Maybe a little time and a little re-dedication from the members of the team will make this feel good again. Like something positive and constructive. Something that I enjoyed doing, a long time ago.


One other things that I have realized...
...I'm never holding office at the Playground, ever again. I have ZERO interest in giving so much of myself over to a theater that is so crippled by it's own founding principles and by a few fear-driven members. I can't imagine wasting my time again for a theater, that resists improvement, as much as that one does.
What's the fucking point of protecting the membership's rights to make their own decisions, when they consistently choose to do nothing and to change nothing and to improve nothing?!? What they've won is a place to pay rent and bitch about the air conditioning. And to perform montages for one another. Because there's only a cursory effort made by a few select members to actually build up an external audience base.
It makes me laugh, that the theater is called a "co-op" when I see very little "co-op(eration) between any of the member ensembles, beyond agreeing to sweep and mop, once, every two months. The authority to build, strengthen and enhance the space and the mission statement and the theater's position in the larger city is wasted there. Every day.
And I'll not be a party to that.
They can continue the slow, steady backslide on their own, without me.

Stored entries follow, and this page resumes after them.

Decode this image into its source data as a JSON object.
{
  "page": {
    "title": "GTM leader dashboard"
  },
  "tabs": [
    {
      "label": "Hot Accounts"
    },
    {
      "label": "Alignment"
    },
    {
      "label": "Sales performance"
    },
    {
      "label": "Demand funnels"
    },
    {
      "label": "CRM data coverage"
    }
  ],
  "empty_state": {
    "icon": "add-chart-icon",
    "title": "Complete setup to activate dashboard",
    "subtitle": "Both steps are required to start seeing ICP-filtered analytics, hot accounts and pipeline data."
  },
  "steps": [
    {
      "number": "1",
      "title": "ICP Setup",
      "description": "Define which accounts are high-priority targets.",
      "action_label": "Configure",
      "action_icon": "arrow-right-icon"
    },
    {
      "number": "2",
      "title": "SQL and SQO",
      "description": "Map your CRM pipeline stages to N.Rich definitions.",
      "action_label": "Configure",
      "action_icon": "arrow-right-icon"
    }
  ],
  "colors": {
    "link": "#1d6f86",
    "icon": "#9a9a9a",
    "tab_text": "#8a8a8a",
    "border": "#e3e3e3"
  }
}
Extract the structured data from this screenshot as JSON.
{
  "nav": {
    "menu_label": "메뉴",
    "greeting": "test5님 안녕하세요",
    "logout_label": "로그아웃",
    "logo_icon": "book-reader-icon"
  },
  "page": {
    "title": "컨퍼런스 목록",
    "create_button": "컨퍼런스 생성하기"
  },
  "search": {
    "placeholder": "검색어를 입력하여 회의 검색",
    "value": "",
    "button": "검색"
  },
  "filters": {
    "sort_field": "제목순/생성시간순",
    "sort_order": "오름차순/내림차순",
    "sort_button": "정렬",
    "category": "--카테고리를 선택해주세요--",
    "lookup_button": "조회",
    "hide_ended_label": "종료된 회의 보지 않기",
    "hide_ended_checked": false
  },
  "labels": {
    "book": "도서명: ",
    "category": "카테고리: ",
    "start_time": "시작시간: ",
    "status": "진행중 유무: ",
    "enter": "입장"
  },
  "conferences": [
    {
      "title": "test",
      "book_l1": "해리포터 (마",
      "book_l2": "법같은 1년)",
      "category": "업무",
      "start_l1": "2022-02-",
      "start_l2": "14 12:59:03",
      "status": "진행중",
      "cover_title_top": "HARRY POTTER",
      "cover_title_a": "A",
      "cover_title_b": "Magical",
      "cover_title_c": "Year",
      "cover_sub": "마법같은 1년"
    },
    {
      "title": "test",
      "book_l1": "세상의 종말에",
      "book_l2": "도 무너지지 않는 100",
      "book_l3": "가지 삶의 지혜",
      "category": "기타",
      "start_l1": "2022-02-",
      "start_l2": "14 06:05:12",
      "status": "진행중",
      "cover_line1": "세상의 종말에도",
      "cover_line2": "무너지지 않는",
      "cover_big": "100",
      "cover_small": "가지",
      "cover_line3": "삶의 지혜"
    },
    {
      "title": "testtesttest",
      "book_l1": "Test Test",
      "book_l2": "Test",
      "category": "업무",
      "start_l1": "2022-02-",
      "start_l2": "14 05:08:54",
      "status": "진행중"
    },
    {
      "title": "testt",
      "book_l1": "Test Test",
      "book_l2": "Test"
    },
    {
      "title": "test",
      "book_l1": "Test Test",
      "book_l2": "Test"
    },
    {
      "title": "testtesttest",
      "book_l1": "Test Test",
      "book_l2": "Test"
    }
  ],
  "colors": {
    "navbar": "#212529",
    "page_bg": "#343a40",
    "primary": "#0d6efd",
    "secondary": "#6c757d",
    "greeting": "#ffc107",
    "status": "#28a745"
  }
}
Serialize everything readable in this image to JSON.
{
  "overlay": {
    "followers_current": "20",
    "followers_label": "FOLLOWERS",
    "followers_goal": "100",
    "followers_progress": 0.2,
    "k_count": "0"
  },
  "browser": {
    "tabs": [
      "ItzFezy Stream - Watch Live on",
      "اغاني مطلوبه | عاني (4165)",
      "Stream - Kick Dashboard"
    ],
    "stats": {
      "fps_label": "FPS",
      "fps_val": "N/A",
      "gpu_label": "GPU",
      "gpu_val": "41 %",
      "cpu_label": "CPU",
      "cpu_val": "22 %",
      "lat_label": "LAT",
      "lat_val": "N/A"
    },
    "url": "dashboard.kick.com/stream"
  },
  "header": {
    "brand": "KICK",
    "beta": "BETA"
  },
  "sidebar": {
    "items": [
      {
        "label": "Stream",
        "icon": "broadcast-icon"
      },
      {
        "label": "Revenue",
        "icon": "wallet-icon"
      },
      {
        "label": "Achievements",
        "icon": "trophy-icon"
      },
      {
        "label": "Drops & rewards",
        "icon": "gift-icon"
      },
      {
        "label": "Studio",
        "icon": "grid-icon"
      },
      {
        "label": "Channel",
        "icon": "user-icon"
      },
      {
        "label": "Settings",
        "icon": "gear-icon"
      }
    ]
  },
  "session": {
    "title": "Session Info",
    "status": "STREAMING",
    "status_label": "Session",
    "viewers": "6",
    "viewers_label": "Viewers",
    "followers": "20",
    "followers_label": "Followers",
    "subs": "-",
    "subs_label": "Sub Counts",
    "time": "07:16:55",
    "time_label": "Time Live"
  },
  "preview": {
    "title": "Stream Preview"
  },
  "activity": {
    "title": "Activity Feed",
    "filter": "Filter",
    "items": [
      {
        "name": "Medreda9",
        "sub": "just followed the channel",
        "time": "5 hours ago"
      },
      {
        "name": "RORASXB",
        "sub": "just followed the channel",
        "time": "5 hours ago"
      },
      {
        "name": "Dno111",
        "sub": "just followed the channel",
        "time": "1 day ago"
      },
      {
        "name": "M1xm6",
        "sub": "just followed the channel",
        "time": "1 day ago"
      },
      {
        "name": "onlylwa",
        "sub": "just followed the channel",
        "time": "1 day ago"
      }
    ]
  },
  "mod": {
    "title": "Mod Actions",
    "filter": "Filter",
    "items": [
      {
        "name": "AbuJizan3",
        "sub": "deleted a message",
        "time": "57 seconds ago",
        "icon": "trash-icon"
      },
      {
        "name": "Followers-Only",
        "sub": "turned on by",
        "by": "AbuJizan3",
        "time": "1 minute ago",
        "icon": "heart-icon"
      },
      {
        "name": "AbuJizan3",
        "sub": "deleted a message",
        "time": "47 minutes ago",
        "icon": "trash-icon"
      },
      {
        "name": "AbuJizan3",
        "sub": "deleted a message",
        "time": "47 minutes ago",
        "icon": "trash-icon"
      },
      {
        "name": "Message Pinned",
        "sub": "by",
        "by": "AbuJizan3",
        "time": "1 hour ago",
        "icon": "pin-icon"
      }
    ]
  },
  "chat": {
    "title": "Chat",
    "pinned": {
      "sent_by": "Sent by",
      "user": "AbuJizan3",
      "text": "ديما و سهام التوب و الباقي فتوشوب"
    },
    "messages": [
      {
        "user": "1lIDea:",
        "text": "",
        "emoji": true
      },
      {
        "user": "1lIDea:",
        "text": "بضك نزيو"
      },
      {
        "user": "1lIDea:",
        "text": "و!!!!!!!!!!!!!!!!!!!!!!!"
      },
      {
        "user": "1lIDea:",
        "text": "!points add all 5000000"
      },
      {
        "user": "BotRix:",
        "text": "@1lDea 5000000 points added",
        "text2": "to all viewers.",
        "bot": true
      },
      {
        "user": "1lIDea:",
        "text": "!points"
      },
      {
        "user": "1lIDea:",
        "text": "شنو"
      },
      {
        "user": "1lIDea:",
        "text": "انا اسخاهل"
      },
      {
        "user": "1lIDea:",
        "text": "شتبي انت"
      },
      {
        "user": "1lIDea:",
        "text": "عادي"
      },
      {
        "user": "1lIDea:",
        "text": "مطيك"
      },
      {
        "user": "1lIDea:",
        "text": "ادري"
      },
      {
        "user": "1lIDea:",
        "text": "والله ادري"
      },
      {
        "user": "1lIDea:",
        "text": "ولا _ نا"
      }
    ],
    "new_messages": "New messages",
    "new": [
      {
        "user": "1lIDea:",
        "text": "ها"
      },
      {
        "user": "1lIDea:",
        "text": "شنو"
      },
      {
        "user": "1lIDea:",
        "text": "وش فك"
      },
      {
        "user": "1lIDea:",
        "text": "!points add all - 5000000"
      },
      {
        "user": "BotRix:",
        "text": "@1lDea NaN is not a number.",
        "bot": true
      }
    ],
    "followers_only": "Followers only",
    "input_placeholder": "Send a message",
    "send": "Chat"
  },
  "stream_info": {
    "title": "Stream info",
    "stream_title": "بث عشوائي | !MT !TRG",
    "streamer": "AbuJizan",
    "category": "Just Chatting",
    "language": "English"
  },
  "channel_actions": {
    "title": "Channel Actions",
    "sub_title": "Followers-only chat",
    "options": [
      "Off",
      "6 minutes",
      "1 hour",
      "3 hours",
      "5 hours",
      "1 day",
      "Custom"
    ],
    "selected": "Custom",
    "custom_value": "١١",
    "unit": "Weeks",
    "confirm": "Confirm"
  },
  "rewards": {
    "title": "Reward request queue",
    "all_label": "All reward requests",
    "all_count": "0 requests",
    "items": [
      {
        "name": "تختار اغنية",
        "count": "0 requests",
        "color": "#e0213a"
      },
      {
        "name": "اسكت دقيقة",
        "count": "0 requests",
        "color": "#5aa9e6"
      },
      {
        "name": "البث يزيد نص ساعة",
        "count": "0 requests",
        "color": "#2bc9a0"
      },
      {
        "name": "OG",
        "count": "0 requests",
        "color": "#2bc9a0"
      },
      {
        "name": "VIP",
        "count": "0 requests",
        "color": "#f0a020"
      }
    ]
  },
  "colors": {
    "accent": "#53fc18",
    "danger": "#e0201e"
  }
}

I'm pulling back from the improv community.
I'm battening down the hatches and turning the sign in my window from, "Yes, we're OPEN!" to 'Come back again! We're CLOSED" and letting things sort themselves out.
Without my involvement.

I putting these things down now. In order to free my hands up, to pick up other, more meaningful pursuits, when they present themselves to me.

Mr.B

2 comments:

Mr. B said...

Dear Friends,

I don't mean for the above post to read as a Cry for Help or for Validation. To discourage that sort of thing, I won't be posting any comments to this post. I will receive comments and respond to the senders, accordingly, but I won't post the comments.
I don't want to turn this into a "Poor Me" session.

Just Fyi,
Mr.B

Anonymous said...

Welcome to what happened to me a few years ago. It just happens. I sank four years into the Playground - desperately trying to give them productions - to kick start an artistic vision beyond that of the regular improv sets. It was something I felt really passionately about - To get the membership thinking and developing shows as a co-op, to push them to continue the good work they did with Del or Mick or whoever, whereever they studied before they came to the Playground. I sacrificed my weekends, a good chunk of my disposible income and a good chunk of my disposible sanity. For what? - it's not like anything I started is still thriving at the theater. That's pretty damn heartbreaking to watch happen.

Enh. Sometimes you have to walk away from things that do you wrong. Life is not big enough for all the things that do you right.